Using a variable is helpful because it lets us express the relationship between numbers abstractly. This is a crucial concept in algebra, where solving for unknowns is often the main goal. When using unknown variables, always assign them clearly to avoid confusion.

Translating phrases into algebraic expressions involves interpreting the language of the problem and converting it to mathematical symbols. Let's break down the exercise phrase: 'seven more than three times a number.'

• First, identify "three times a number." It means we multiply the variable \(n\) by 3, resulting in the expression \(3n\).
• Next, the phrase "seven more than" suggests an addition. It implies you take what you have (\(3n\)) and add 7 to it.
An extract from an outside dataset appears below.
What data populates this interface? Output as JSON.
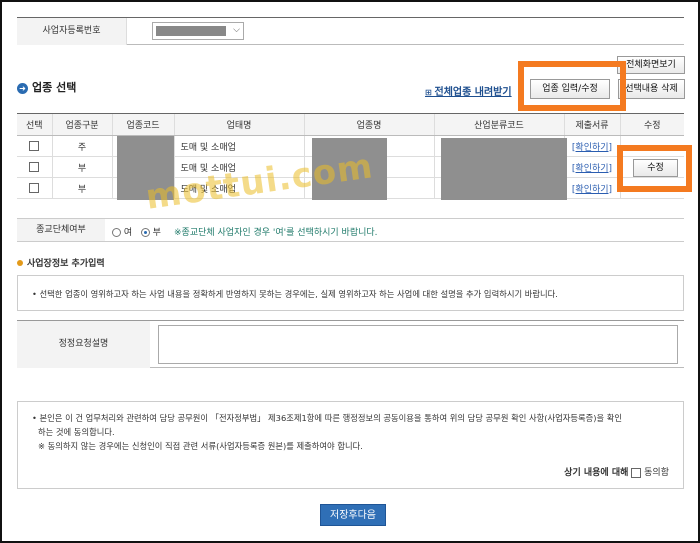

This process of translation requires understanding the meaning behind words like "more than," "times," or "add," among others, as these direct the mathematical operations we'll use. Such linguistic translation is a foundational skill for crafting the correct algebraic expressions from word problems.

Once we've translated phrases into parts of an expression, it's time to perform the necessary algebraic operations to find the final expression. With our example, we start with \(3n\), which is "three times a number".
To fit the phrase "seven more than," we add 7 to this term, resulting in \(3n + 7\). The operations involved here include:

• Multiplication: Represented by the product of 3 and \(n\), creating \(3n\).
• Addition: Adding 7 to \(3n\) translates the expression into \(3n + 7\).

Understanding and performing these operations correctly is crucial. The order matters: first, calculate the multiplicative part of the expression (\(3n\)), then proceed to addition (adding 7). This approach ensures you translate and perform operations in a logical and intended sequence.